Нет, избавиться от именин было невозможно, невзирая даже на расходы, связанные с покупкой нового камзола: в старой шерстяной куртке он работал, коричневая уже протерлась на локтях, а черная, по мнению Ливенса, была вовсе неприемлема: гости решат, что Рембрандт носит траур по кому-нибудь из близких. Ливенс сам вызвался сходить с ним за покупкой, то есть отвести его к «своему портному на Сингел», и в роли законодателя мод оказался еще более надоедливым, чем предполагал Рембрандт. На дело, которое можно было выполнить за час, ушло все субботнее утро: портному пришлось снять с полки девять штук сукна, хотя, посмотрев первые два куска, Рембрандт уже сделал выбор: он возьмет вот это — цвета сливы.

Теперь, когда с покупкой было покончено и они до одури медленно шли по осенней улице вдоль сверкающего канала, в водах которого отражались листва деревьев и пышные фронтоны, а навстречу им спешили озабоченные люди с самоуверенным выражением лица, только усугублявшим убеждение Рембрандта в том, что он — всеми покинутый неудачник, юноша стал еще мрачнее, чем в мастерской у портного.
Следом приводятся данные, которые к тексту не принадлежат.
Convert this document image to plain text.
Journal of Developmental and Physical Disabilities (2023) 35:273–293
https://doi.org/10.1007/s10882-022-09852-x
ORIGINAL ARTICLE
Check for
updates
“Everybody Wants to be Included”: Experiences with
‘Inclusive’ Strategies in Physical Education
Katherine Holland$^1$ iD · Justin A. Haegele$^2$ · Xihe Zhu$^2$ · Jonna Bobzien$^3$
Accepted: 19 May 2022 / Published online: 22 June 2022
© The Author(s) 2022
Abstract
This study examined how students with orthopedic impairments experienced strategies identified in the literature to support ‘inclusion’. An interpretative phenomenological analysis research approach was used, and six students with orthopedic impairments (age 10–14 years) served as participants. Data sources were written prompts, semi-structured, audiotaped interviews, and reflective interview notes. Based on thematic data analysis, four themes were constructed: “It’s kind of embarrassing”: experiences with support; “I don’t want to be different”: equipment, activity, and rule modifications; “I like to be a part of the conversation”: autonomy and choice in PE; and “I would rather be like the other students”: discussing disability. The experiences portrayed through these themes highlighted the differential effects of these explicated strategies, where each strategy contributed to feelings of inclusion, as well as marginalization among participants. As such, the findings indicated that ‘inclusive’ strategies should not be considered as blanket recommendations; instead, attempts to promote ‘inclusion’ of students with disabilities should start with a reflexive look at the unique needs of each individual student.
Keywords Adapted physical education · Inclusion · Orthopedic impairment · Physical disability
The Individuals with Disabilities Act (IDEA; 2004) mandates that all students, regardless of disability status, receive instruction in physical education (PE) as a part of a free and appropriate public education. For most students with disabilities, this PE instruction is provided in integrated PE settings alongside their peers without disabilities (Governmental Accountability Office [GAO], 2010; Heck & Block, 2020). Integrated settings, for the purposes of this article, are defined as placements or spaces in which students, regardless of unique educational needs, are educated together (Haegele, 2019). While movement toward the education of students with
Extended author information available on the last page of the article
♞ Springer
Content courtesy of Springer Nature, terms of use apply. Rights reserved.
Яну легко рассуждать о том, какую удачную сделку они совершили, — не Ян, а он истратил до последнего гроша деньги, присланные ему матерью по секрету от домашних. Яну никто не мешает останавливаться у каждой лавки, наслаждаясь созерцанием выставленных в окне перьев, шляп и башмаков: его не преследуют воспоминания о влажных глазах Адриана, устремленных на маленький кошель с деньгами, о Лисбет, скребущей полы в старой красной юбке, о матери, задыхающейся над корытом, об отце, согнутом чуть не вдвое под тяжестью мешка с солодом, о Геррите, с трудом ковыляющем вверх по лестнице. Впрочем, молчание Рембрандта нисколько не повлияло на его возбужденного спутника. Ян так кипел от переполнявших его чувств, что даже расщедрился, а это случалось с ним не часто: упорно поучая других тратить деньги весело и расточительно, Ливенс тщательно берег свои собственные.